Preisträgerkonzert Jugend komponiert in Essen

Im RWE-Pavillon stellten die Philharmonie Essen und der Landesmusikrat NRW zehn preisgekrönte Werke des Wettbewerbs Jugend komponiert NRW 2009 vor. Zwanzig Solo- und Ensemblemusiker sowie ein komplettes Blasorchester realisierten eine erstaunliche Fülle musikalischer Ideen. Erleben konnten die Besucher, dass man auch in historischen stilistischen Genres durchaus noch einen eigenen Personalstil entwickeln kann, dass es aber auch die verschiedensten Formen einer gegenwärtigen Sprache unter jugendlichen Komponisten gibt.

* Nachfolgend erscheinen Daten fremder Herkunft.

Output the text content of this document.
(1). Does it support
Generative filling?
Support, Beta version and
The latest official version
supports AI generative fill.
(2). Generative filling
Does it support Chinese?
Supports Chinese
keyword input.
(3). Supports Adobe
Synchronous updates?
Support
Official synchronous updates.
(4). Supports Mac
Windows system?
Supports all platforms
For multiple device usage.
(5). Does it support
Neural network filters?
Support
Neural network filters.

Vom frühklassischen Divertimento über einem romantischen Trio bis zur Jazzkomposition waren viele Genres vertreten, wobei es keine Referenz an die so lange bedeutende Dodekaphonie gab.

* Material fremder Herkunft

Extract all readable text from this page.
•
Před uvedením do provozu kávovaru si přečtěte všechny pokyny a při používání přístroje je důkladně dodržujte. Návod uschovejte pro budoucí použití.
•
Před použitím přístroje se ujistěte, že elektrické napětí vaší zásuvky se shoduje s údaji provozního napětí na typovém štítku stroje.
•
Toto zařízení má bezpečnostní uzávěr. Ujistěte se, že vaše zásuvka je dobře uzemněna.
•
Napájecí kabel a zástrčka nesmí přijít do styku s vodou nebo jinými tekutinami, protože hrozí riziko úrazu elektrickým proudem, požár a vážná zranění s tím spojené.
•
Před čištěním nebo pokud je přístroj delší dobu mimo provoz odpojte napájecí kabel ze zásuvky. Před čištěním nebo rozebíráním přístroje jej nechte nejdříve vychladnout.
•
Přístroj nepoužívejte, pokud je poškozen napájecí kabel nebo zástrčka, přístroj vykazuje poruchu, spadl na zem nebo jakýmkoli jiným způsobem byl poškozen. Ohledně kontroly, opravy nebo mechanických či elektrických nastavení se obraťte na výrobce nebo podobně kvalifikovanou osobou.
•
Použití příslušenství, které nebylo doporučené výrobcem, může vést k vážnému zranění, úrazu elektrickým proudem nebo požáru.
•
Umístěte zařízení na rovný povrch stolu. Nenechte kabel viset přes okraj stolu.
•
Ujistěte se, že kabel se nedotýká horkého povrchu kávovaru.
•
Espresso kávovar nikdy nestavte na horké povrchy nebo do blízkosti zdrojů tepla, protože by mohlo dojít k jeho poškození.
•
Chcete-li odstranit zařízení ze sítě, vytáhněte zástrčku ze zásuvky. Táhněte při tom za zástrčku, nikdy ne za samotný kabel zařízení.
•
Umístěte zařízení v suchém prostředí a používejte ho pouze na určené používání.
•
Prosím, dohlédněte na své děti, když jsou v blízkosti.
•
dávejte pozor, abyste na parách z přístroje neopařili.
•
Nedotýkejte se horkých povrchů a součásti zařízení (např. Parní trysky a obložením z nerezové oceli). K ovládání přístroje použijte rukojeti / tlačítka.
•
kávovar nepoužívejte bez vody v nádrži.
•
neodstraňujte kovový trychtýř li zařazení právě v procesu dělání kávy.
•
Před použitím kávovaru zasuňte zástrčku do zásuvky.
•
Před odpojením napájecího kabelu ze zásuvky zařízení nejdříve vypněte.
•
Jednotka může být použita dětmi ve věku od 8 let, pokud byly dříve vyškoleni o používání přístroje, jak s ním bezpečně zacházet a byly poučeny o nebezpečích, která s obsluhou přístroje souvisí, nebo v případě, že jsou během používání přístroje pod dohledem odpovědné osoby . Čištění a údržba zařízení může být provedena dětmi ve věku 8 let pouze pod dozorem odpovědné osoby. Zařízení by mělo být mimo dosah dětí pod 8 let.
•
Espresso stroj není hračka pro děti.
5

Steffen Jungmann wurde schon in jungen Jahren Leiter eines Blasorchesters, des Musikvereins 1898 Wulmeringhausen. Für die Konzerte des Orchesters musste er oft einzelne Stimmen umschreiben, dann ganze Werke arrangieren und mehr und mehr wurde er auch zum Komponisten eigener Sätze. Mittlerweile legt er komplette Kompositionen für Blasorchester vor, so die impressionistische Studie „Sonnenaufgang“, die in gedeckten Klangfarben langsam Sonnenstrahlen in die Morgendämmerung einbrechen lässt. Der Musikverein kam in voller Stärke in den RWE-Pavillon der Philharmonie Essen und brachte die Dichtung seines 17jährigen Leiters zu Gehör.

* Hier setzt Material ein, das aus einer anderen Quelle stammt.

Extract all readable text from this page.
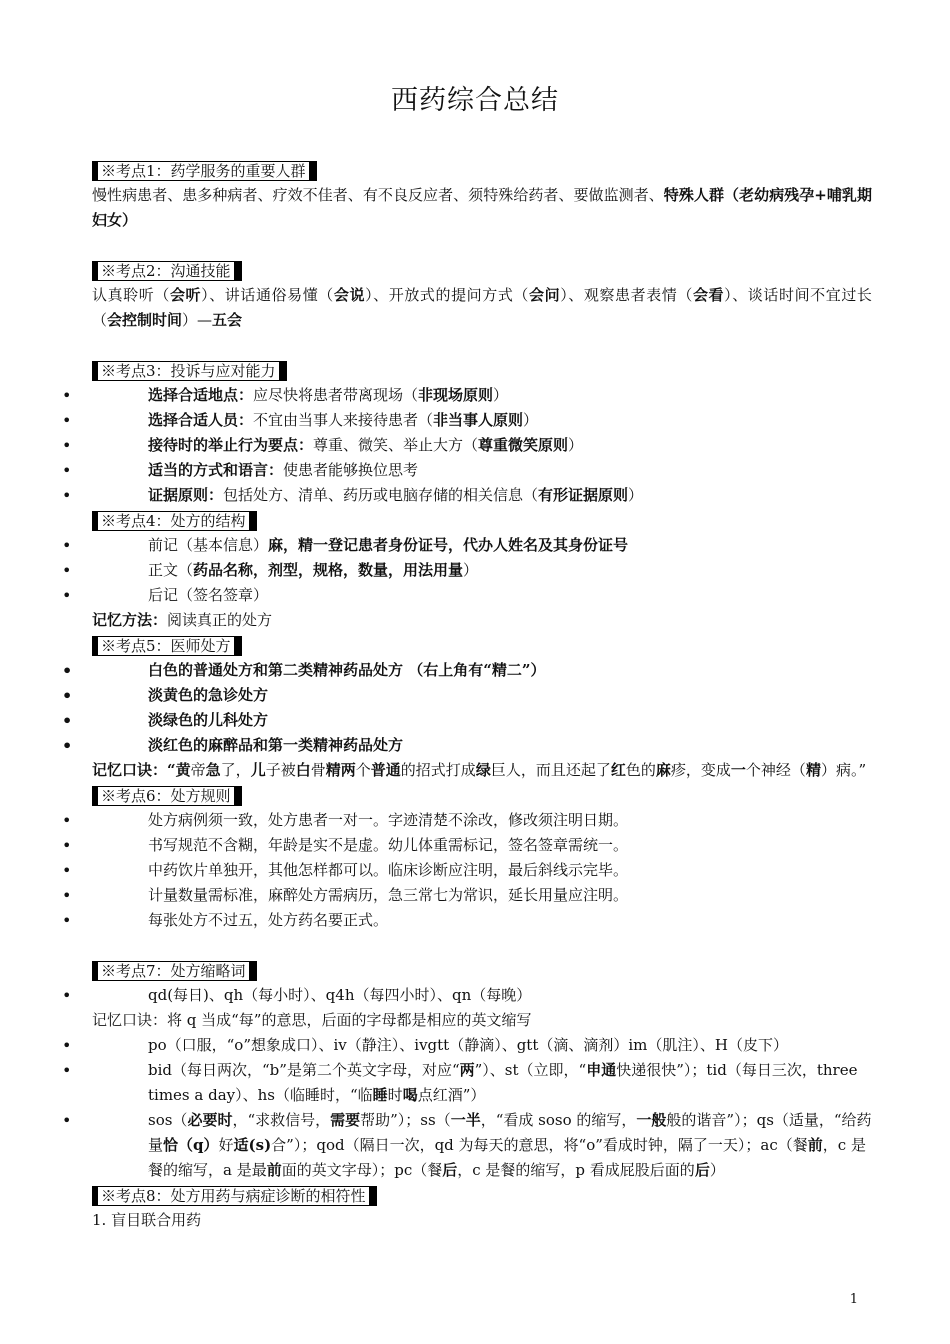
西药综合总结
※考点1：药学服务的重要人群

慢性病患者、患多种病者、疗效不佳者、有不良反应者、须特殊给药者、要做监测者、特殊人群（老幼病残孕+哺乳期妇女）

※考点2：沟通技能

认真聆听（会听）、讲话通俗易懂（会说）、开放式的提问方式（会问）、观察患者表情（会看）、谈话时间不宜过长（会控制时间）—五会

※考点3：投诉与应对能力
• 选择合适地点：应尽快将患者带离现场（非现场原则）
• 选择合适人员：不宜由当事人来接待患者（非当事人原则）
• 接待时的举止行为要点：尊重、微笑、举止大方（尊重微笑原则）
• 适当的方式和语言：使患者能够换位思考
• 证据原则：包括处方、清单、药历或电脑存储的相关信息（有形证据原则）
※考点4：处方的结构
• 前记（基本信息）麻，精一登记患者身份证号，代办人姓名及其身份证号
• 正文（药品名称，剂型，规格，数量，用法用量）
• 后记（签名签章）

记忆方法：阅读真正的处方

※考点5：医师处方
• 白色的普通处方和第二类精神药品处方 （右上角有“精二”）
• 淡黄色的急诊处方
• 淡绿色的儿科处方
• 淡红色的麻醉品和第一类精神药品处方

记忆口诀：“黄帝急了，儿子被白骨精两个普通的招式打成绿巨人，而且还起了红色的麻疹，变成一个神经（精）病。”

※考点6：处方规则
• 处方病例须一致，处方患者一对一。字迹清楚不涂改，修改须注明日期。
• 书写规范不含糊，年龄是实不是虚。幼儿体重需标记，签名签章需统一。
• 中药饮片单独开，其他怎样都可以。临床诊断应注明，最后斜线示完毕。
• 计量数量需标准，麻醉处方需病历，急三常七为常识，延长用量应注明。
• 每张处方不过五，处方药名要正式。
※考点7：处方缩略词
• qd(每日)、qh（每小时）、q4h（每四小时）、qn（每晚）

记忆口诀：将 q 当成“每”的意思，后面的字母都是相应的英文缩写

• po（口服，“o”想象成口）、iv（静注）、ivgtt（静滴）、gtt（滴、滴剂）im（肌注）、H（皮下）
• bid（每日两次，“b”是第二个英文字母，对应“两”）、st（立即，“申通快递很快”）；tid（每日三次，three times a day）、hs（临睡时，“临睡时喝点红酒”）
• sos（必要时，“求救信号，需要帮助”）；ss（一半，“看成 soso 的缩写，一般般的谐音”）；qs（适量，“给药量恰（q）好适(s)合”）；qod（隔日一次，qd 为每天的意思，将“o”看成时钟，隔了一天）；ac（餐前，c 是餐的缩写，a 是最前面的英文字母）；pc（餐后，c 是餐的缩写，p 看成屁股后面的后）
※考点8：处方用药与病症诊断的相符性

1. 盲目联合用药

1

Maximiliam Guth beschäftigt sich mit den kleinen Lebewesen dieser Welt. Seine „Miniaturen“ widmen sich unter dem Namen „Mikrokosmos“ u.a. den Bewegungen von Insekten. Timofei Bekassov (Violine), Nigar Movsum (Violine), Carol Traut (Viola) und Michael Bender (Violoncello) interpretierten die teils fragmentarisch wirkenden Sätze, die in feinst zirkulierenden Bewegungen verlaufen, dabei zögern, innehalten und die großen Gesten scheuen.

Utako Washio (Jg. 1987) stellte zwei Kompositionen vor, „Mivalli“ für Violoncello und „M+D-I“ für Blockflöte solo und Weinglas. Das „D-I“ des Titels ist als sms-Grafik eines liegenden Weinglases zu verstehen. Bei den jüngeren Zuhörern kam dieses Stück, das Daniela Schütz mit Blockflöte in ein gefülltes Weinglas blies und gurgelte, am besten an, wie auch die achtjährige Komponistin Charlotte Stärk freimütig im Gespräch mit Moderator Nicolas Triebes bekannte. Sie selbst spielte zwei eigenen Klavierstücke, „Das Wiegenlied“ und „Kutschfahrt“, zwei muntere Exemplare von Programmmusik.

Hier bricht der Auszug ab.